The answer is that the ADA improved on the Civil Rights Act of 1964 by recognizing that even unintended discriminatory effects can dramatically curtail the opportunity for equal participation in civic life. For that reason, the ADA could serve as an excellent model for amendments to the latter.
Experience under the Americans With Disabilities Act teaches that the line between intentional discrimination and discriminatory effects is not always clear. For instance, suppose curb cuts are left out of a city plan to save money or even out of simple carelessness. Suppose further that later, it is called to the attention of city planners that standard curbs create obstacles for persons in wheelchairs - yet nothing is done. At that point, does the failure to install curb cuts really amount to "unintentional" discrimination?
Similarly, suppose that the original selection of a LULU site was based in economics: the cheapest land possible was purchased. However, once the selection becomes public, there is a protest by an environmental justice organization, which points out that an area with a large population of racial minorities has been disproportionately burdened. The area already has several LULUs, and does not want or deserve another, the protesters argue. At that point, the decision to stay with that site, rather than respond to the organization's and the residents' concerns, takes on an additional dimension. (By way of comparison, note that the criminal law frequently treats a defendant who commits an act knowing its likely effects no differently from one who commits the act intending those effects.)

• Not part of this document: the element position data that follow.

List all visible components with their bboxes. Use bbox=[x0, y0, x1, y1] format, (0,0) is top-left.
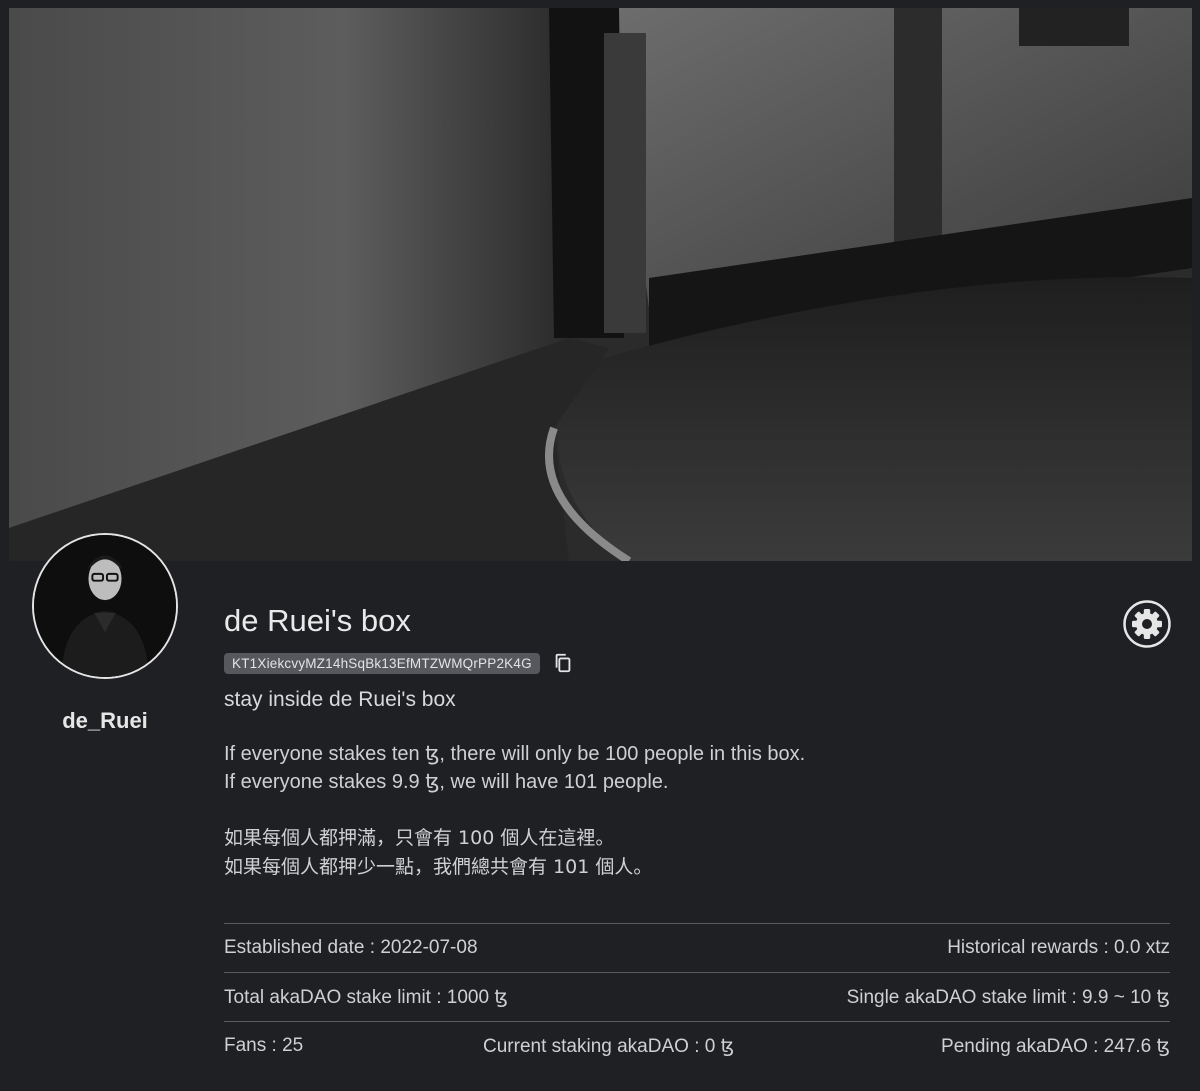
pending-akadao: Pending akaDAO : 247.6 ꜩ bbox=[941, 1035, 1170, 1057]
description-en: If everyone stakes ten ꜩ, there will onl… bbox=[224, 740, 1124, 796]
address-row: KT1XiekcvyMZ14hSqBk13EfMTZWMQrPP2K4G bbox=[224, 652, 574, 674]
description-en-line: If everyone stakes ten ꜩ, there will onl… bbox=[224, 743, 806, 765]
description-zh: 如果每個人都押滿，只會有 100 個人在這裡。 如果每個人都押少一點，我們總共會… bbox=[224, 824, 1124, 882]
total-stake-limit: Total akaDAO stake limit : 1000 ꜩ bbox=[224, 986, 508, 1008]
avatar[interactable] bbox=[32, 533, 178, 679]
fans-count: Fans : 25 bbox=[224, 1035, 304, 1056]
owner-username[interactable]: de_Ruei bbox=[0, 708, 210, 734]
description-zh-line: 如果每個人都押滿，只會有 100 個人在這裡。 bbox=[224, 827, 615, 849]
box-stats: Established date : 2022-07-08 Historical… bbox=[224, 923, 1170, 1070]
settings-button[interactable] bbox=[1123, 600, 1171, 648]
historical-rewards: Historical rewards : 0.0 xtz bbox=[947, 937, 1170, 958]
box-subtitle: stay inside de Ruei's box bbox=[224, 688, 456, 711]
stats-row: Established date : 2022-07-08 Historical… bbox=[224, 923, 1170, 972]
copy-icon[interactable] bbox=[552, 652, 574, 674]
description-en-line: If everyone stakes 9.9 ꜩ, we will have 1… bbox=[224, 771, 669, 793]
single-stake-limit: Single akaDAO stake limit : 9.9 ~ 10 ꜩ bbox=[846, 986, 1170, 1008]
box-title: de Ruei's box bbox=[224, 603, 411, 638]
current-staking: Current staking akaDAO : 0 ꜩ bbox=[483, 1035, 735, 1057]
banner-image bbox=[9, 8, 1192, 561]
gear-icon bbox=[1123, 600, 1171, 648]
contract-address[interactable]: KT1XiekcvyMZ14hSqBk13EfMTZWMQrPP2K4G bbox=[224, 652, 540, 674]
description-zh-line: 如果每個人都押少一點，我們總共會有 101 個人。 bbox=[224, 856, 653, 878]
stats-row: Fans : 25 Current staking akaDAO : 0 ꜩ P… bbox=[224, 1021, 1170, 1070]
stats-row: Total akaDAO stake limit : 1000 ꜩ Single… bbox=[224, 972, 1170, 1021]
established-date: Established date : 2022-07-08 bbox=[224, 937, 478, 958]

There is, to be sure, a reason to be cautious in granting a right to sue to block programs with discriminatory effects: such effects are nearly ubiquitous. Given conditions of diversity and the unfortunate correlation of poverty and race, nearly any decision will have a discriminatory effect on some protected group.
However, even though this is a legitimate objection, it argues only for circumscribing rather than eliminating a right to sue for discriminatory effects. The fact that a broad but valuable right to sue might create a "floodgates" problem of thousands of suits, only means the right should be narrowed, not that it should be eliminated entirely.
Here, employment discrimination law is instructive. In 1989, in the context of employment discrimination, the Supreme Court issued a decision - in the case of Wards Cove Packing Co. v. Atonio - that, like the decision in Sandoval, curtailed the right to sue for discriminatory effects. However, following the ruling, Congress in 1991 amended Title VII of the Civil Rights Act of 1964 so as to enshrine such a right, but made the right subject to an important defense.
The defense requires the employer to prove that the challenged practice, notwithstanding its discriminatory effect, "is job related . . . and consistent with business necessity"; if so, the employer wins the suit. In other words, if the employer has a good reason for the policy, it will be upheld.
After some initial hesitation, the first President Bush signed the 1991 amendment, and fears of a flood of lawsuits have not materialized.
Sandoval may well continue to have the sort of impact we have seen in the Third Circuit's South Camden Citizens case - preventing legitimate challenges to policies with discriminatory effects from being brought. If so, it may be necessary for Congress and the second President Bush to "overrule" Sandoval just as the first President Bush "overruled" Ward's Cove. That will mean amending Title VI, just as Title VII was amended, to make explicit its applicability to discriminatory effects.